Their wagons passed through the palace gates. Levi leaped from the back of his wagon in order to close the gates upon the Wraith Riders and give the King and his men more time to fortify. Devon followed and together they pushed the sculpted iron gates into place. Levi found the lever which locked them together and pulled it down. With a heavy click, the deed was done and only just in time.
The Wraith Riders, wearing their leather masks with devilish faces painted upon them and midnight black armor, raced through the streets toward the gates. They looked like a wave of beetles coming to claim a carcass. Levi and Devon ran back through the main palace courtyard, following the trail of the wagons.
As the two men reached them again, the King's entourage of soldiers and warrior-priests escorted Stephen inside the palace. Levi found Seth and they followed. Heavy wooden doors were shut and great cedar beams laid into place across the frame to seal them.
"Come, men," Stephen said. "We must retreat to the armory. It is well fortified and we'll have all the weapons we need."
The men followed him through the palace, rising level by level. Seth stopped and grabbed Levi's arm. He listened with his more attuned hearing for a moment. "I hear the riders. They've stopped at the gate." A moment's pause. "They're cutting through."
"Through iron bars?" Levi asked, but he already knew it must be true. After all, they weren't dealing with natural things, but unnatural. After all that Levi had witnessed in this war, he found his own seeming surprise moot. A moment later, as they started after the king again, Levi heard the renewed sound of many horses galloping upon the cobblestones of the main courtyard.
He knew already that the doors they had shut after themselves throughout the palace would do nothing to keep these riders at bay. Soon they would find them. Then it would be a fight to the death. He would do his best, but he wasn't sure how long they would hold out. At the very least, he was fighting side by side with some of the finest warriors he'd ever known and that might make a difference.
Suddenly Levi wanted very much to have Ethan with him. The boy had become separated from them during the fight at the front gate. He dwelt on it for only a moment as he moved on.
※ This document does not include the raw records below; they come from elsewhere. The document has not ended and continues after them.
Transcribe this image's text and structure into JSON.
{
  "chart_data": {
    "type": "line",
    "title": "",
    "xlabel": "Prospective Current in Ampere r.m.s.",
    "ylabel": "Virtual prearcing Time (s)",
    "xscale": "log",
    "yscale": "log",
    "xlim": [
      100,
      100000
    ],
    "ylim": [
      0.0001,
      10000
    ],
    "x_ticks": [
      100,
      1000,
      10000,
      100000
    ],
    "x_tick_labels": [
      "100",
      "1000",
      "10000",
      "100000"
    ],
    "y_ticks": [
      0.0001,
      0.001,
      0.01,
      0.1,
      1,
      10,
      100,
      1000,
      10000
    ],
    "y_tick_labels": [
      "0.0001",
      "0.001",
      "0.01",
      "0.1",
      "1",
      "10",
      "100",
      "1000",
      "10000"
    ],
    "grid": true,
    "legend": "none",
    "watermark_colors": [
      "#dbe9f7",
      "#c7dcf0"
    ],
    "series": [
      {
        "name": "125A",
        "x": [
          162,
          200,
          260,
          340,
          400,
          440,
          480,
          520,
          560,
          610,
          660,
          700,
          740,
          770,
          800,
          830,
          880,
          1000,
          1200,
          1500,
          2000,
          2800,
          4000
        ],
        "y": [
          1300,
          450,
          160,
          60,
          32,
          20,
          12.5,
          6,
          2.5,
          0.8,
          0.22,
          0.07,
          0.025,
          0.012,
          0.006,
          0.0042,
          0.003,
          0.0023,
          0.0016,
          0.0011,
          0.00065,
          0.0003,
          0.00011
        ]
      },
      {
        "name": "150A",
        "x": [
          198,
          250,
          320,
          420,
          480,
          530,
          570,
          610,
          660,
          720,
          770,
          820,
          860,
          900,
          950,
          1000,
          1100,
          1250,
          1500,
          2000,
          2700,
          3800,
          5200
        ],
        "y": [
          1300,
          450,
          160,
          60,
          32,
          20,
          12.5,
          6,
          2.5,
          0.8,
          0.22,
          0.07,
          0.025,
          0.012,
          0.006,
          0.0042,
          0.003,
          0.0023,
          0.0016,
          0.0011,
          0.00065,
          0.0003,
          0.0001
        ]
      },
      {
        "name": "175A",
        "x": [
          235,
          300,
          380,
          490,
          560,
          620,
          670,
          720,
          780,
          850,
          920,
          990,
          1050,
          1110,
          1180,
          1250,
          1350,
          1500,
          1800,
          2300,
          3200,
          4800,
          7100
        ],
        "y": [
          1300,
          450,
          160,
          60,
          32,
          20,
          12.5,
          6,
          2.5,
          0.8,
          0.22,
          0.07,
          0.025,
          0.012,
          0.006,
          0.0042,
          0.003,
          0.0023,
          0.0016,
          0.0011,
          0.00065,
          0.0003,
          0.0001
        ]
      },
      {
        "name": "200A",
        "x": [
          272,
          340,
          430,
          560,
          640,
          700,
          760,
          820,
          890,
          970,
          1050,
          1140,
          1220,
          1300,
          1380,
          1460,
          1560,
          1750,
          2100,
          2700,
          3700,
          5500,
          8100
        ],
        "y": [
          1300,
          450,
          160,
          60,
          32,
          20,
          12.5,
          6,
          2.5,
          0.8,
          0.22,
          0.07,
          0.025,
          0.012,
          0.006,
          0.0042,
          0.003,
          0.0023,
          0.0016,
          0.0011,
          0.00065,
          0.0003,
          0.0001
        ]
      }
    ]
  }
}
By the time they had all reached the armory, and were about to shut up its solid iron doors, Seth grabbed Levi's arm again. "They're in the palace!"
Gideon reached the palace in time to see the King and his men shutting themselves up inside. The Wraith Riders had reached the courtyard gate and had sliced through solid iron bars with little difficulty. Two of the riders launched their black steeds at the gate and kicked it down with their front hooves. The lot of them, more than fifty as far as he could tell, stormed across the cobblestone courtyard toward the palace rising above it.
Gideon ducked around the palace, looking for another way in. He'd managed to find a grappling hook from one of the fallen soldiers along his way and spotted a terrace several stories up that looked like a good place to enter. He threw the four pronged steel head up and over the stone rail; pulled it to make sure he had good purchase and then steadily pulled himself up the wall.